Jameskobielus_5By James Kobielus

As I may have mentioned before, I cover complex event processing (CEP) as it intersects with information and knowledge management (I&KM). Or, more specifically, as it supports real-time business intelligence (BI). Or, perhaps more pedantically, as it enables decision support systems (DSS) to facilitate business agility in response to dynamic conditions.

DSS is the term by which BI was known from the late 70s until the early 90s (fun fact: my first position as an IT industry analyst was in the late 80s, under Peter G.W. Keen, who, along with Michael Scott Morton, published a seminal work on DSS in 1978). DSS is a useful framework for thinking about BI, because it places your focus on the decision "agent," on the flow of that agent’s decision-making process, and on the collection of static and dynamic evidence and events that fed that process.

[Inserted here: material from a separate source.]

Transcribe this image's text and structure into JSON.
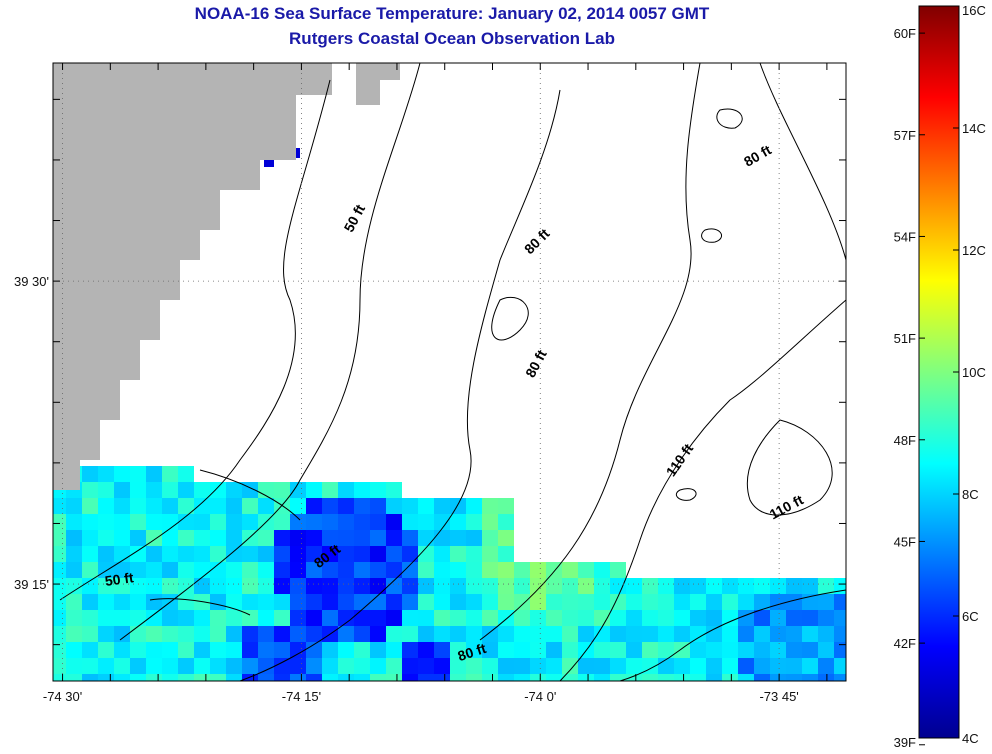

In looking at CEP for I&KM/BI, I’m often compelled to take a DSS point of view. As an analyst, that perspective helps me model the phenomena in the proper context — i.e.., the many layers of complexity:

  • Each event may be quite complex in its own right, standing for a linked set of data updates, application state transitions, and process status changes.
  • Each event stream is a complex, linked, ordered, transactional sequence of time-stamped      objects.
  • Each event-processing engine may consolidate, cleanse, correlate, filter, and persist objects across a complex set of concurrent event streams.
  • Each event-reliant decision agent (e.g., end user) may access, interact with, and/or consume events through a complex interface (dashboards, analytics, semantic layer, etc.), across multiple devices (desktop, laptop, Blackberry, etc.) and have a complex event-enriched streaming "experience" (see previous post authored by myself).
  • Each event-reliant decision agent may be a complex creature in its own right with its own complex, convoluted, squishy decision-making methodology — i.e., an individual human being with their own habits and cognitive/psychological dispositions; or a group making decisions collectively and collaboratively through workflow, or social networking; or a half-human/half-automated workflow behaving in the herky-jerky manner one would expect from a split-personality decision agent; or a completely automated orchestration of applications triggered by rules engines, etc.).

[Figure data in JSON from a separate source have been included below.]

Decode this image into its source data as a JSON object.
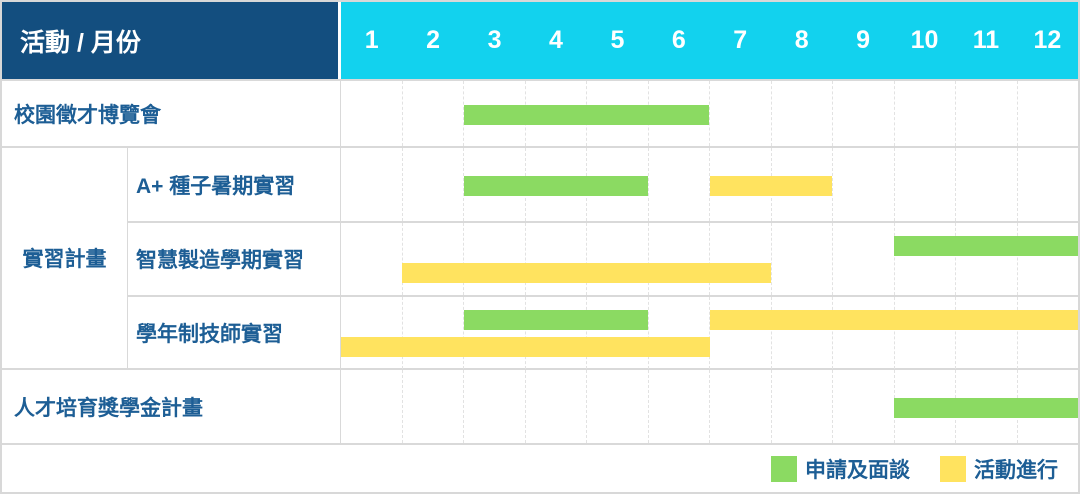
{
  "header": {
    "label": "活動 / 月份",
    "months": [
      "1",
      "2",
      "3",
      "4",
      "5",
      "6",
      "7",
      "8",
      "9",
      "10",
      "11",
      "12"
    ]
  },
  "group": {
    "label": "實習計畫"
  },
  "rows": [
    {
      "label": "校園徵才博覽會",
      "bars": [
        {
          "color": "green",
          "start": 3,
          "end": 6,
          "level": "middle"
        }
      ]
    },
    {
      "label": "A+ 種子暑期實習",
      "bars": [
        {
          "color": "green",
          "start": 3,
          "end": 5,
          "level": "middle"
        },
        {
          "color": "yellow",
          "start": 7,
          "end": 8,
          "level": "middle"
        }
      ]
    },
    {
      "label": "智慧製造學期實習",
      "bars": [
        {
          "color": "green",
          "start": 10,
          "end": 12,
          "level": "top"
        },
        {
          "color": "yellow",
          "start": 2,
          "end": 7,
          "level": "bottom"
        }
      ]
    },
    {
      "label": "學年制技師實習",
      "bars": [
        {
          "color": "green",
          "start": 3,
          "end": 5,
          "level": "top"
        },
        {
          "color": "yellow",
          "start": 7,
          "end": 12,
          "level": "top"
        },
        {
          "color": "yellow",
          "start": 1,
          "end": 6,
          "level": "bottom"
        }
      ]
    },
    {
      "label": "人才培育獎學金計畫",
      "bars": [
        {
          "color": "green",
          "start": 10,
          "end": 12,
          "level": "middle"
        }
      ]
    }
  ],
  "legend": {
    "items": [
      {
        "color": "green",
        "label": "申請及面談"
      },
      {
        "color": "yellow",
        "label": "活動進行"
      }
    ]
  },
  "colors": {
    "navy": "#134E7F",
    "cyan": "#12D2EE",
    "green": "#8BDA62",
    "yellow": "#FFE35F",
    "label_text": "#1D5E95",
    "border": "#D9D9D9"
  },
  "chart_data": {
    "type": "bar",
    "variant": "gantt",
    "title": "活動 / 月份",
    "xlabel": "月份",
    "x_ticks": [
      1,
      2,
      3,
      4,
      5,
      6,
      7,
      8,
      9,
      10,
      11,
      12
    ],
    "x_range": [
      1,
      12
    ],
    "grid": true,
    "legend_position": "bottom-right",
    "tasks": [
      {
        "activity": "校園徵才博覽會",
        "group": null,
        "phases": [
          {
            "phase": "申請及面談",
            "start_month": 3,
            "end_month": 6
          }
        ]
      },
      {
        "activity": "A+ 種子暑期實習",
        "group": "實習計畫",
        "phases": [
          {
            "phase": "申請及面談",
            "start_month": 3,
            "end_month": 5
          },
          {
            "phase": "活動進行",
            "start_month": 7,
            "end_month": 8
          }
        ]
      },
      {
        "activity": "智慧製造學期實習",
        "group": "實習計畫",
        "phases": [
          {
            "phase": "申請及面談",
            "start_month": 10,
            "end_month": 12
          },
          {
            "phase": "活動進行",
            "start_month": 2,
            "end_month": 7
          }
        ]
      },
      {
        "activity": "學年制技師實習",
        "group": "實習計畫",
        "phases": [
          {
            "phase": "申請及面談",
            "start_month": 3,
            "end_month": 5
          },
          {
            "phase": "活動進行",
            "start_month": 7,
            "end_month": 12
          },
          {
            "phase": "活動進行",
            "start_month": 1,
            "end_month": 6
          }
        ]
      },
      {
        "activity": "人才培育獎學金計畫",
        "group": null,
        "phases": [
          {
            "phase": "申請及面談",
            "start_month": 10,
            "end_month": 12
          }
        ]
      }
    ],
    "legend": [
      {
        "label": "申請及面談",
        "color": "#8BDA62"
      },
      {
        "label": "活動進行",
        "color": "#FFE35F"
      }
    ]
  }
}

In fact, the organization/team/group/collective is the principal uber-decision agent in most businesses. The BI market is beginning to understand that basic fact, and to address it in their solutions. As you all may recall from a previous post of mine, BI solutions are growing more collaboration-oriented, in terms of vendors adding more workflow, instant messaging, social networking, and Web 2.0 functionality to their offerings.

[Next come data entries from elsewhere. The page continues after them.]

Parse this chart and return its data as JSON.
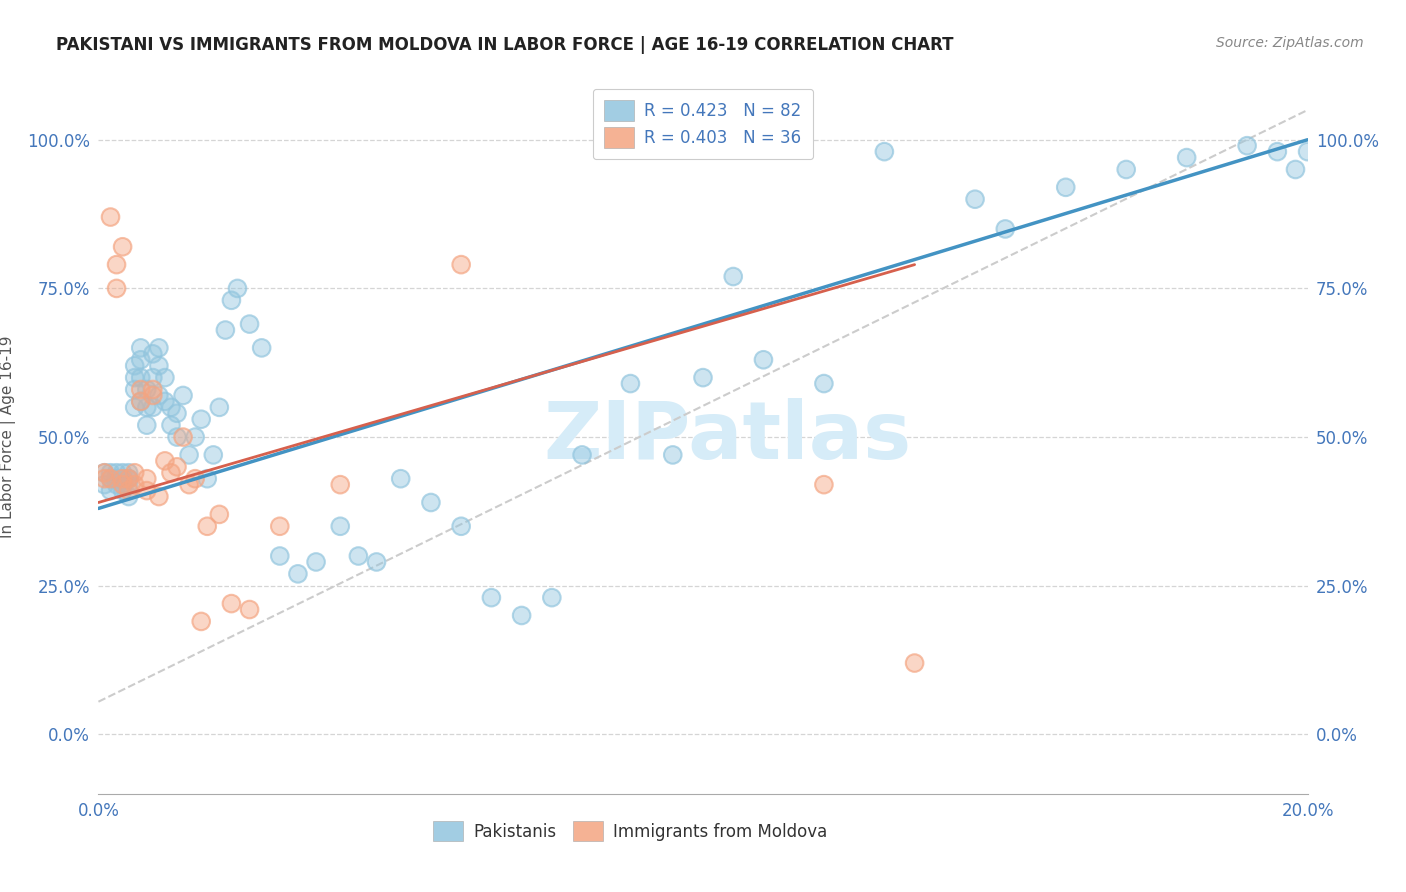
{
  "title": "PAKISTANI VS IMMIGRANTS FROM MOLDOVA IN LABOR FORCE | AGE 16-19 CORRELATION CHART",
  "source": "Source: ZipAtlas.com",
  "ylabel": "In Labor Force | Age 16-19",
  "xlim": [
    0.0,
    0.2
  ],
  "ylim": [
    -0.1,
    1.1
  ],
  "ytick_labels": [
    "0.0%",
    "25.0%",
    "50.0%",
    "75.0%",
    "100.0%"
  ],
  "ytick_vals": [
    0.0,
    0.25,
    0.5,
    0.75,
    1.0
  ],
  "xtick_vals": [
    0.0,
    0.02,
    0.04,
    0.06,
    0.08,
    0.1,
    0.12,
    0.14,
    0.16,
    0.18,
    0.2
  ],
  "legend_r_blue": "R = 0.423",
  "legend_n_blue": "N = 82",
  "legend_r_pink": "R = 0.403",
  "legend_n_pink": "N = 36",
  "blue_scatter_color": "#92c5de",
  "pink_scatter_color": "#f4a582",
  "blue_line_color": "#4393c3",
  "pink_line_color": "#d6604d",
  "dashed_line_color": "#cccccc",
  "watermark_color": "#d6ecf8",
  "blue_scatter_x": [
    0.001,
    0.001,
    0.002,
    0.002,
    0.002,
    0.003,
    0.003,
    0.003,
    0.003,
    0.004,
    0.004,
    0.004,
    0.004,
    0.005,
    0.005,
    0.005,
    0.005,
    0.005,
    0.006,
    0.006,
    0.006,
    0.006,
    0.007,
    0.007,
    0.007,
    0.007,
    0.008,
    0.008,
    0.008,
    0.009,
    0.009,
    0.009,
    0.01,
    0.01,
    0.01,
    0.011,
    0.011,
    0.012,
    0.012,
    0.013,
    0.013,
    0.014,
    0.015,
    0.016,
    0.017,
    0.018,
    0.019,
    0.02,
    0.021,
    0.022,
    0.023,
    0.025,
    0.027,
    0.03,
    0.033,
    0.036,
    0.04,
    0.043,
    0.046,
    0.05,
    0.055,
    0.06,
    0.065,
    0.07,
    0.075,
    0.08,
    0.088,
    0.095,
    0.1,
    0.11,
    0.12,
    0.13,
    0.145,
    0.16,
    0.17,
    0.18,
    0.19,
    0.195,
    0.198,
    0.2,
    0.105,
    0.15
  ],
  "blue_scatter_y": [
    0.42,
    0.44,
    0.43,
    0.44,
    0.41,
    0.42,
    0.43,
    0.44,
    0.43,
    0.42,
    0.44,
    0.43,
    0.41,
    0.42,
    0.43,
    0.44,
    0.4,
    0.43,
    0.55,
    0.58,
    0.6,
    0.62,
    0.56,
    0.6,
    0.63,
    0.65,
    0.55,
    0.58,
    0.52,
    0.6,
    0.64,
    0.55,
    0.65,
    0.57,
    0.62,
    0.56,
    0.6,
    0.52,
    0.55,
    0.5,
    0.54,
    0.57,
    0.47,
    0.5,
    0.53,
    0.43,
    0.47,
    0.55,
    0.68,
    0.73,
    0.75,
    0.69,
    0.65,
    0.3,
    0.27,
    0.29,
    0.35,
    0.3,
    0.29,
    0.43,
    0.39,
    0.35,
    0.23,
    0.2,
    0.23,
    0.47,
    0.59,
    0.47,
    0.6,
    0.63,
    0.59,
    0.98,
    0.9,
    0.92,
    0.95,
    0.97,
    0.99,
    0.98,
    0.95,
    0.98,
    0.77,
    0.85
  ],
  "pink_scatter_x": [
    0.001,
    0.001,
    0.002,
    0.002,
    0.003,
    0.003,
    0.004,
    0.004,
    0.004,
    0.005,
    0.005,
    0.006,
    0.006,
    0.007,
    0.007,
    0.008,
    0.008,
    0.009,
    0.009,
    0.01,
    0.011,
    0.012,
    0.013,
    0.014,
    0.015,
    0.016,
    0.017,
    0.018,
    0.02,
    0.022,
    0.025,
    0.03,
    0.04,
    0.06,
    0.12,
    0.135
  ],
  "pink_scatter_y": [
    0.43,
    0.44,
    0.87,
    0.43,
    0.79,
    0.75,
    0.82,
    0.43,
    0.42,
    0.43,
    0.41,
    0.44,
    0.42,
    0.56,
    0.58,
    0.43,
    0.41,
    0.57,
    0.58,
    0.4,
    0.46,
    0.44,
    0.45,
    0.5,
    0.42,
    0.43,
    0.19,
    0.35,
    0.37,
    0.22,
    0.21,
    0.35,
    0.42,
    0.79,
    0.42,
    0.12
  ],
  "blue_trendline_x": [
    0.0,
    0.2
  ],
  "blue_trendline_y": [
    0.38,
    1.0
  ],
  "pink_trendline_x": [
    0.0,
    0.135
  ],
  "pink_trendline_y": [
    0.39,
    0.79
  ],
  "dashed_line_x": [
    0.0,
    0.2
  ],
  "dashed_line_y": [
    0.055,
    1.05
  ],
  "background_color": "#ffffff",
  "grid_color": "#d5d5d5",
  "legend_label_blue": "Pakistanis",
  "legend_label_pink": "Immigrants from Moldova",
  "tick_color": "#4477bb",
  "label_color": "#555555",
  "title_color": "#222222"
}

As CEP increasingly permeates vendors’ real-time BI/DW portfolios, I fully expect that real-time, event-triggered, under-deadline, continuously refreshing dashboard-sharing collaboration applications will come to the fore. Maybe we’ll rely on social networking to make it happen on the fly (per Rob Koplowitz’ great coverage of all this). Maybe we’ll lean on our online avatars (per Erica Driver’s work in this area) to model various collective responses before we go "live" with it all.

Clearly, collaboration adds another level of complexity to an organization’s ability to respond to events. Ask any news organization trying to coordinate the real-time efforts of diverse reporters, editors, photographers, and others on a breaking story. Or any analyst organization trying to whip together a collaborative blogpost laying out their collective position on some fresh industry development. Under deadline, events must be absorbed, responsibilities divvied up, and actions taken — and pronto, by whoever’s holding the baton. Decisions must be made under time- and resource-stress.

Where real-time event-triggered DSS is concerned, collaboration could be a showstopper, if we don’t watch out. Collaboration adds complexity, hence the potential for more decision latency. But collaboration also builds buy-in, and, as such, can be worth the muss and fuss of versions, reviews, revisions, and provisional decisions.

Indeed, having your organization fully behind whatever action was ultimately taken is the best support system any decision could possibly have.